At this point, we have a anndata object that could be exported to .h5ad file format and pass to other python-based single-cell analysis tools, like scanpy and squidpy.

Export as .h5ad file
adata.write(os.path.join(dataDir, "Pancreas_basic.h5ad"), compression="gzip")
Load existing .h5ad file
import scanpy as sc
adata = sc.read(os.path.join(dataDir, "Pancreas_basic.h5ad"))

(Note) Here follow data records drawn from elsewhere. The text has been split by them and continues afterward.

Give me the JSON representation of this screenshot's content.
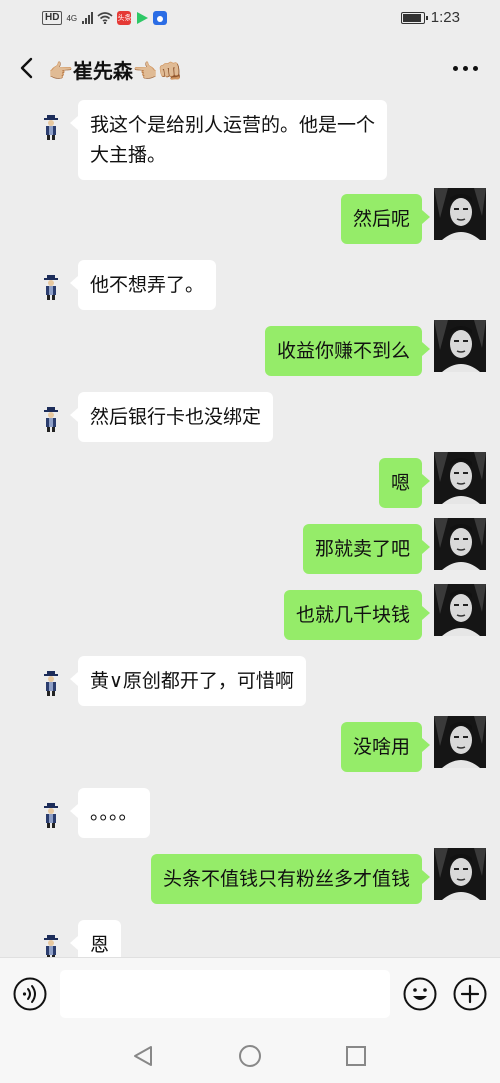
{
  "status_bar": {
    "left": {
      "hd": "HD",
      "network": "4G",
      "app_badge": "头条"
    },
    "time": "1:23",
    "battery_level": 0.85
  },
  "header": {
    "title_prefix_emoji": "👉🏼",
    "title_name": "崔先森",
    "title_suffix_emoji": "👈🏼👊🏼",
    "back_icon": "chevron-left-icon",
    "more_icon": "more-dots-icon"
  },
  "messages": [
    {
      "side": "in",
      "lines": [
        "我这个是给别人运营的。他是一个",
        "大主播。"
      ]
    },
    {
      "side": "out",
      "lines": [
        "然后呢"
      ]
    },
    {
      "side": "in",
      "lines": [
        "他不想弄了。"
      ]
    },
    {
      "side": "out",
      "lines": [
        "收益你赚不到么"
      ]
    },
    {
      "side": "in",
      "lines": [
        "然后银行卡也没绑定"
      ]
    },
    {
      "side": "out",
      "lines": [
        "嗯"
      ]
    },
    {
      "side": "out",
      "lines": [
        "那就卖了吧"
      ]
    },
    {
      "side": "out",
      "lines": [
        "也就几千块钱"
      ]
    },
    {
      "side": "in",
      "lines": [
        "黄∨原创都开了，可惜啊"
      ]
    },
    {
      "side": "out",
      "lines": [
        "没啥用"
      ]
    },
    {
      "side": "in",
      "lines": [
        "。。。。"
      ]
    },
    {
      "side": "out",
      "lines": [
        "头条不值钱只有粉丝多才值钱"
      ]
    },
    {
      "side": "in",
      "lines": [
        "恩"
      ]
    }
  ],
  "input_bar": {
    "voice_icon": "voice-icon",
    "input_value": "",
    "emoji_icon": "emoji-icon",
    "plus_icon": "plus-icon"
  },
  "nav_bar": {
    "back_icon": "nav-back-icon",
    "home_icon": "nav-home-icon",
    "recent_icon": "nav-recent-icon"
  },
  "colors": {
    "background": "#ededed",
    "outgoing_bubble": "#95ec69",
    "incoming_bubble": "#ffffff"
  }
}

Let’s visualize the distribution of some cell meta data saved in this anndata object.

import matplotlib.pyplot as plt
import seaborn as sns

# plot transcripts distribution
fig, axs = plt.subplots(1, 3, figsize=(15, 4))

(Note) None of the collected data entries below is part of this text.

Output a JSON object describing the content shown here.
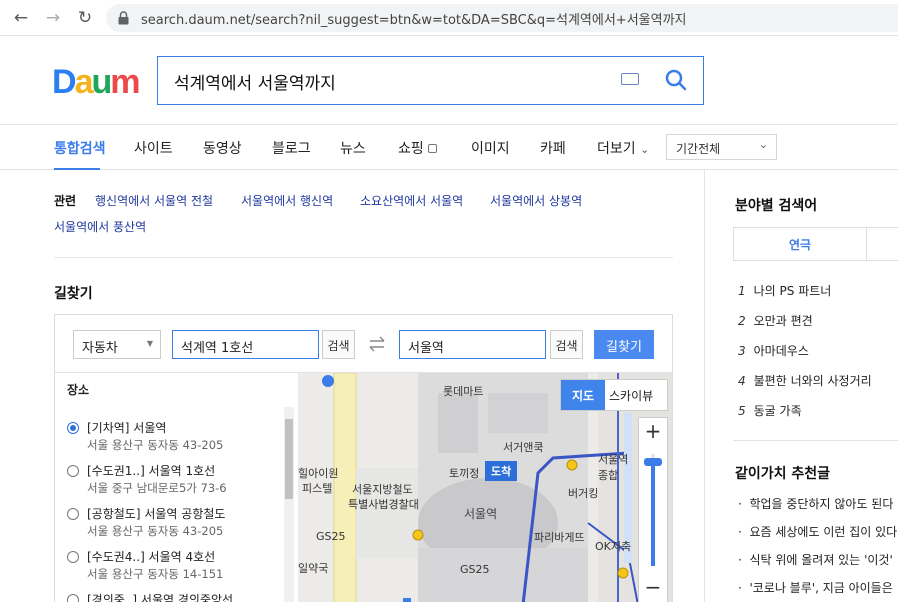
{
  "browser": {
    "url": "search.daum.net/search?nil_suggest=btn&w=tot&DA=SBC&q=석계역에서+서울역까지"
  },
  "header": {
    "logo_text": "Daum",
    "query": "석계역에서 서울역까지"
  },
  "tabs": [
    "통합검색",
    "사이트",
    "동영상",
    "블로그",
    "뉴스",
    "쇼핑",
    "이미지",
    "카페",
    "더보기"
  ],
  "period_select": "기간전체",
  "related": {
    "label": "관련",
    "items": [
      "행신역에서 서울역 전철",
      "서울역에서 행신역",
      "소요산역에서 서울역",
      "서울역에서 상봉역",
      "서울역에서 풍산역"
    ]
  },
  "directions": {
    "title": "길찾기",
    "mode": "자동차",
    "from": "석계역 1호선",
    "to": "서울역",
    "search_label": "검색",
    "find_label": "길찾기",
    "places_label": "장소",
    "places": [
      {
        "name": "[기차역] 서울역",
        "addr": "서울 용산구 동자동 43-205",
        "selected": true
      },
      {
        "name": "[수도권1..] 서울역 1호선",
        "addr": "서울 중구 남대문로5가 73-6",
        "selected": false
      },
      {
        "name": "[공항철도] 서울역 공항철도",
        "addr": "서울 용산구 동자동 43-205",
        "selected": false
      },
      {
        "name": "[수도권4..] 서울역 4호선",
        "addr": "서울 용산구 동자동 14-151",
        "selected": false
      },
      {
        "name": "[경의중..] 서울역 경의중앙선",
        "addr": "",
        "selected": false
      }
    ]
  },
  "map": {
    "mode_map": "지도",
    "mode_sky": "스카이뷰",
    "labels": [
      "롯데마트",
      "서거앤쿡",
      "토끼정",
      "도착",
      "서울지방철도",
      "특별사법경찰대",
      "서울역",
      "버거킹",
      "파리바게뜨",
      "OK저축",
      "서울역 종합",
      "GS25",
      "GS25",
      "힐아이원",
      "피스텔",
      "일약국"
    ],
    "zoom_in": "+",
    "zoom_out": "−"
  },
  "sidebar": {
    "title": "분야별 검색어",
    "tab_active": "연극",
    "ranks": [
      {
        "n": "1",
        "t": "나의 PS 파트너"
      },
      {
        "n": "2",
        "t": "오만과 편견"
      },
      {
        "n": "3",
        "t": "아마데우스"
      },
      {
        "n": "4",
        "t": "불편한 너와의 사정거리"
      },
      {
        "n": "5",
        "t": "동굴 가족"
      }
    ],
    "rec_title": "같이가치 추천글",
    "recs": [
      "학업을 중단하지 않아도 된다",
      "요즘 세상에도 이런 집이 있다",
      "식탁 위에 올려져 있는 '이것'",
      "'코로나 블루', 지금 아이들은"
    ]
  }
}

axs[0].set_title("Total RNA transcripts per cell")
sns.histplot(
    adata.obs["nCount_RNA"],
    kde=False,
    ax=axs[0],
)

axs[1].set_title("Unique RNA transcripts per cell")
sns.histplot(
    adata.obs["nFeature_RNA"],
    kde=False,
    ax=axs[1],
)

axs[2].set_title("Transcripts per FOV")
sns.histplot(
    adata.obs.groupby("fov").sum()["nCount_RNA"],
    kde=False,
    ax=axs[2],
)

# plot immune intensity distribution
fig, axs = plt.subplots(1, 4, figsize=(15, 4))

axs[0].set_title("PanCK")
sns.histplot(
    adata.obs["Mean.PanCK"],
    kde=False,
    ax=axs[0],
)

axs[1].set_title("CD68 & CK8/18")
sns.histplot(
    adata.obs["Mean.CD68_CK8_18"],
    kde=False,
    ax=axs[1],
)

axs[2].set_title("CD298 & B2M")
sns.histplot(
    adata.obs["Mean.CD298_B2M"],
    kde=False,
    ax=axs[2],
)

axs[3].set_title("CD45")
sns.histplot(
    adata.obs["Mean.CD45"],
    kde=False,
    ax=axs[3],
)

For more details on how to analyze spatial data sets using python tools, please refer to the tutorials provided by scanpy and squidpy packages.

5 Conclusions

In summary, anndata serves as a versatile data structure in Python-based single-cell analysis. This post outlines how to create anndata object in .h5ad file format from AtoMx™ SIP exported results, which are either a post-analysis Seurat object or basic data files in .csv format. The conversion of AtoMx™ SIP exported results into .h5ad file would facilitate seamless integration into Python-based single-cell analysis workflows. Leveraging Python libraries like scanpy and squidpy, as well as interactive viewers such as Cirrocumulus and CELLxGENE viewers, researchers can share the lightweight data objects, visualize processed data, and explore them in more avenues.